Aunty L the intellectual is only too willing to take Angel yet feels powerless later. Lorna Brown conveys a diffidence that falters without losing sight of her knowing Angel’s not hers to defend. But 2nd Twin produces a son Couzin whose stellar artistic career marks here a shorthand to empathy. He alone offers a redemptive understanding, born partly through his own experiences of peer rejection. Osy Ihile brings out the keen sincerity of a character without easy flaws, whose occasional fury lends heft.

 

Aunty J’s criminal partner gives her a facelift and character blankness (Kirsty Bushell, consummately, never obviously smug); 2nd Twin angles for Angel then throws her weight behind 1st Twin. Though age is roughly calibrated elsewhere, quick-witted Franc Ashman’s complicit 2nd Twin being younger than 1st Twin, reflects deliberate casting though at first it’s disorienting.

 

Martello-White shows that introducing Steve’s opposite in Brian, an older male keen to resolve and heal, we’ve someone too far outside the process; it’s a deft recognition of family bafflement and rings painfully true.

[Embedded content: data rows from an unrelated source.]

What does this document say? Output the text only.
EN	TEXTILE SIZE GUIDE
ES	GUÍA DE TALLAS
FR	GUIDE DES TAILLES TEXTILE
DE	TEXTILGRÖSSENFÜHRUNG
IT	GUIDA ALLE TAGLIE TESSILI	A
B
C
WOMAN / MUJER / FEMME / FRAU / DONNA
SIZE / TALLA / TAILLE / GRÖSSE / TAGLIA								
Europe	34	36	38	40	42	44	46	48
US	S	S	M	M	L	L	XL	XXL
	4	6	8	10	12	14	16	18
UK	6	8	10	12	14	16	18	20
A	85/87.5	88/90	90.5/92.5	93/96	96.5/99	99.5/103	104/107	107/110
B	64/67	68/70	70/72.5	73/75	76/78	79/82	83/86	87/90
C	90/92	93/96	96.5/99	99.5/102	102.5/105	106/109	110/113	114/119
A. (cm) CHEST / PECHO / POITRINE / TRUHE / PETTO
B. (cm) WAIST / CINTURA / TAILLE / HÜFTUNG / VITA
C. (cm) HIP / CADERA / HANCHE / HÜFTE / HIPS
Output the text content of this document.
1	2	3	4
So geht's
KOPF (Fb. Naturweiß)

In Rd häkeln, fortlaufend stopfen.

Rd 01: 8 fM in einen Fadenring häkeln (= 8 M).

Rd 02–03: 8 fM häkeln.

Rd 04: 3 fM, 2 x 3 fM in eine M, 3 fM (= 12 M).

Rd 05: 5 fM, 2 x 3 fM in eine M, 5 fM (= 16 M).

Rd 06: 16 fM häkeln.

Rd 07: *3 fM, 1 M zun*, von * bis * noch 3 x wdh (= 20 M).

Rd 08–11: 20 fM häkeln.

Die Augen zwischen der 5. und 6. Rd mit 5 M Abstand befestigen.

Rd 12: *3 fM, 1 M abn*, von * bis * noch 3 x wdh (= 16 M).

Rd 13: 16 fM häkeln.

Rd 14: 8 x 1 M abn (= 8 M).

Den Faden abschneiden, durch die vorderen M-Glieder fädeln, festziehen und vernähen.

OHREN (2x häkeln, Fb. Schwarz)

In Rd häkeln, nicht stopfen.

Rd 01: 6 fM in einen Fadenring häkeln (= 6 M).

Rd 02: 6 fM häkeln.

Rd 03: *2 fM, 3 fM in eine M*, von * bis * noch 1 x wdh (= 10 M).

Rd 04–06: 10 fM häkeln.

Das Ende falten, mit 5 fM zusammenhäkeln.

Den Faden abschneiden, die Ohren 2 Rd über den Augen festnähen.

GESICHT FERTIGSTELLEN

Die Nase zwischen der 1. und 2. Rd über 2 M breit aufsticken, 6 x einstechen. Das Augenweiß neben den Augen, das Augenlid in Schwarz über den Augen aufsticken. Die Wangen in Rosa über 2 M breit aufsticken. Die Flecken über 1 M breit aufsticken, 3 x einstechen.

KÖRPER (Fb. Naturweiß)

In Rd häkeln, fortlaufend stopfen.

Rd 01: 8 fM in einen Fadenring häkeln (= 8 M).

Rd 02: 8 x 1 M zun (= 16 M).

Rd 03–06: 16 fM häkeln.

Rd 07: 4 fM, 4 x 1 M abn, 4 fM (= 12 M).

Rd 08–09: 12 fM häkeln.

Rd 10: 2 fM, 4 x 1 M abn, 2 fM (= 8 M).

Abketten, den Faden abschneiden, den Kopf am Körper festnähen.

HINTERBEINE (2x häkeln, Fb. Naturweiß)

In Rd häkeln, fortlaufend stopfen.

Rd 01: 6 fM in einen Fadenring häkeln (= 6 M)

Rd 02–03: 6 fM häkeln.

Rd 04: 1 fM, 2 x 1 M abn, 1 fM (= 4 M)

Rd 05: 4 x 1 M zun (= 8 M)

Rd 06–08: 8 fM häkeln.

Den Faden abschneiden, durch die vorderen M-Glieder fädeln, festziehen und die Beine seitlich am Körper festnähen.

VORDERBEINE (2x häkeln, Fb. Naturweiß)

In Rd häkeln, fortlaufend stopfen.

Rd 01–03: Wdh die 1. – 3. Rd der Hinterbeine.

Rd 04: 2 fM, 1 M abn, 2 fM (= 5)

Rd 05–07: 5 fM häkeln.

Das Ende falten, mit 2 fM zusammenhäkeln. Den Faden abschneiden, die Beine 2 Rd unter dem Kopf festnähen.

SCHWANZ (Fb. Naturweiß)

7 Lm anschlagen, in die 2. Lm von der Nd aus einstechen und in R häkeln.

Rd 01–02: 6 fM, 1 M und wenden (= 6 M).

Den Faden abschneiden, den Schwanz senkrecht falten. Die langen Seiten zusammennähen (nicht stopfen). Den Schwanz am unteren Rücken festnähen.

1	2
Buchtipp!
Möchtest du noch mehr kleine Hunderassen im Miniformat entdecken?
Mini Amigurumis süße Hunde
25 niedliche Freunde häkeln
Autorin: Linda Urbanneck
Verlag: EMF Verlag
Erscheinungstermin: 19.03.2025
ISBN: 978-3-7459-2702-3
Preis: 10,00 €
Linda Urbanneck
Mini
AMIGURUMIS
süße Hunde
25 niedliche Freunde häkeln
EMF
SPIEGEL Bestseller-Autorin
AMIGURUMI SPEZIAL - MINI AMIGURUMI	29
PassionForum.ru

Brian’s own resources have been stretched beyond knowledge or allies: Roger Griffiths catches this agony too.

 

This drama’s ritual linguistically and dramatically pares itself to the kind of dysfunction we all share a hem of darkness in. Twyman’s directive clarity is such that you can see almost connections lasered between the actors then snapping off to black. Martello-White’s clever touching-in of few specifics allows this ninety-minute piece to amplify a wincing universality.